I have some ideas for both items, but I'm having trouble concluding them.
$(a)$. From the condition $\theta \wedge \omega = 0$, we have that $\theta_i\omega_j = \theta_j\omega_i$ for all $i < j$. Suppose without losing generality that $\omega_1(x_0) \neq 0$. Then $\omega_1 \neq 0$ in some neighbourhood $V$ of $x_0$, and so $\theta_j = \theta_1 \omega_j/\omega_1$ for all $j$. So $\theta = \frac{\theta_1}{\omega_1}\omega$ in $V$. But I don't know if $\theta_1/\omega_1 \in {\cal C}^\infty_c(V)$, nor if that $V$ is ultimately the $V_0$ we're looking for, and neither how to use a cutoff function to fix that.
$(b)$. We assume item (a) here. For all $x \in K$ there is a neighbourhood $V_x$ of $x$ and $f_x \in {\cal C}^\infty_c(V_x)$ with $\theta = f_x\omega$ in $V_x$. Then $\{V_x\}_{x \in K}$ is an open cover of $K$ and by compactness there are points $x_1,\cdots,x_n$ in $K$ with $K \subseteq V_{x_1}\cup\cdots\cup V_{x_n}$. Then we take the partition of unity $\phi_j \in {\cal C}^\infty_c(V_{x_j})$, $0 \leq \phi_j \leq 1$, and $\sum_{j=1}^n \phi_j = 1$ in some neighbourhood $U$ of $K$. I want to say that: $$\theta = 1\cdot \theta = \sum_{j=1}^n \phi_j \omega = \sum_{j=1}^n\phi_jf_{x_j}\omega$$and put $g=\sum_{j=1}^n \phi_j f_{x_j}$, which seems the natural way of glueing the $f_{x_j}$'s, but I don't think this is quite right.
Help?
1) I assume they want $\theta$ to be compactly supported otherwise this might be false (just pick $\theta=2\omega$; then the only possible $f$ is not compactly supported.)

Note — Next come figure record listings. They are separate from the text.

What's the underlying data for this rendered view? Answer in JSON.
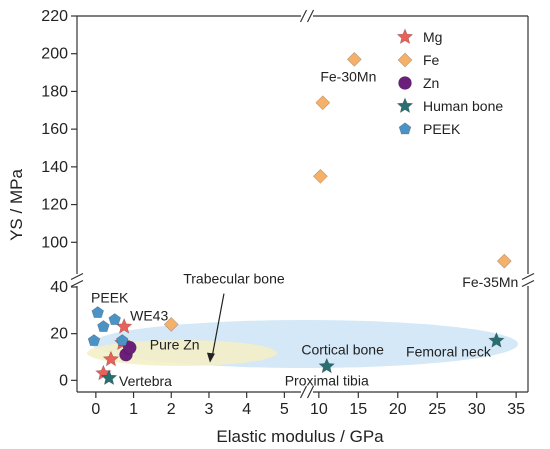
{
  "chart_data": {
    "type": "scatter",
    "title": "",
    "xlabel": "Elastic modulus / GPa",
    "ylabel": "YS / MPa",
    "x_axis_break": true,
    "y_axis_break": true,
    "x_segments": [
      {
        "range": [
          -0.5,
          5.6
        ],
        "ticks": [
          "0",
          "1",
          "2",
          "3",
          "4",
          "5"
        ],
        "tick_values": [
          0,
          1,
          2,
          3,
          4,
          5
        ]
      },
      {
        "range": [
          8.5,
          36.5
        ],
        "ticks": [
          "10",
          "15",
          "20",
          "25",
          "30",
          "35"
        ],
        "tick_values": [
          10,
          15,
          20,
          25,
          30,
          35
        ]
      }
    ],
    "y_segments": [
      {
        "range": [
          -5,
          43
        ],
        "ticks": [
          "0",
          "20",
          "40"
        ],
        "tick_values": [
          0,
          20,
          40
        ]
      },
      {
        "range": [
          80,
          220
        ],
        "ticks": [
          "100",
          "120",
          "140",
          "160",
          "180",
          "200",
          "220"
        ],
        "tick_values": [
          100,
          120,
          140,
          160,
          180,
          200,
          220
        ]
      }
    ],
    "legend": {
      "placement": "top-right",
      "entries": [
        {
          "name": "Mg",
          "marker": "star",
          "color": "#e8605a"
        },
        {
          "name": "Fe",
          "marker": "diamond",
          "color": "#f5b06a"
        },
        {
          "name": "Zn",
          "marker": "circle",
          "color": "#6a1f7a"
        },
        {
          "name": "Human bone",
          "marker": "star",
          "color": "#2a6e72"
        },
        {
          "name": "PEEK",
          "marker": "pentagon",
          "color": "#4b93c4"
        }
      ]
    },
    "series": [
      {
        "name": "Mg",
        "marker": "star",
        "color": "#e8605a",
        "points": [
          {
            "x": 0.2,
            "y": 3
          },
          {
            "x": 0.4,
            "y": 9
          },
          {
            "x": 0.7,
            "y": 16
          },
          {
            "x": 0.75,
            "y": 23
          }
        ]
      },
      {
        "name": "Fe",
        "marker": "diamond",
        "color": "#f5b06a",
        "points": [
          {
            "x": 2.0,
            "y": 24
          },
          {
            "x": 10.2,
            "y": 135
          },
          {
            "x": 10.5,
            "y": 174
          },
          {
            "x": 14.5,
            "y": 197
          },
          {
            "x": 33.5,
            "y": 90
          }
        ]
      },
      {
        "name": "Zn",
        "marker": "circle",
        "color": "#6a1f7a",
        "points": [
          {
            "x": 0.8,
            "y": 11
          },
          {
            "x": 0.9,
            "y": 14
          }
        ]
      },
      {
        "name": "Human bone",
        "marker": "star",
        "color": "#2a6e72",
        "points": [
          {
            "x": 0.35,
            "y": 1
          },
          {
            "x": 11.0,
            "y": 6
          },
          {
            "x": 32.5,
            "y": 17
          }
        ]
      },
      {
        "name": "PEEK",
        "marker": "pentagon",
        "color": "#4b93c4",
        "points": [
          {
            "x": -0.05,
            "y": 17
          },
          {
            "x": 0.05,
            "y": 29
          },
          {
            "x": 0.2,
            "y": 23
          },
          {
            "x": 0.5,
            "y": 26
          },
          {
            "x": 0.7,
            "y": 17
          }
        ]
      }
    ],
    "regions": [
      {
        "name": "Trabecular bone",
        "color": "#f4efc4"
      },
      {
        "name": "Cortical bone",
        "color": "#cfe6f6"
      }
    ],
    "annotations": [
      {
        "text": "Fe-30Mn",
        "x": 14.5,
        "y": 197
      },
      {
        "text": "Fe-35Mn",
        "x": 33.5,
        "y": 90
      },
      {
        "text": "PEEK",
        "x": 0.05,
        "y": 29
      },
      {
        "text": "WE43",
        "x": 0.75,
        "y": 23
      },
      {
        "text": "Pure Zn",
        "x": 0.9,
        "y": 14
      },
      {
        "text": "Vertebra",
        "x": 0.35,
        "y": 1
      },
      {
        "text": "Trabecular bone",
        "x": 3.0,
        "y": 8
      },
      {
        "text": "Cortical bone",
        "x": 12.0,
        "y": 12
      },
      {
        "text": "Proximal tibia",
        "x": 11.0,
        "y": 6
      },
      {
        "text": "Femoral neck",
        "x": 32.5,
        "y": 17
      }
    ]
  }
}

For every point $x \in U$, pick $i$ such that $\omega_i(x) \neq 0$. Then for nearby $x$, $\omega_i(x)$ is still not zero. Define $f(x)$ by $\theta_i(x)/\omega_i(x)$, like you did; for the same reason you gave, this is well-defined. It's smooth because for points near $x$ we may fix the $i$ we choose to define it by, because $\omega_i$ is continuous (and hence nonzero near $x$); and because both $\theta_i$ and $\omega_i$ are smooth, and near $x$ $\omega_i$ is never zero, $\theta_i/\omega_i$ is smooth by the quotient rule. (To be honest, I don't really see where compact support comes in here.)
2) Your construction works fine. Again as before I have no idea why you need a finite cover.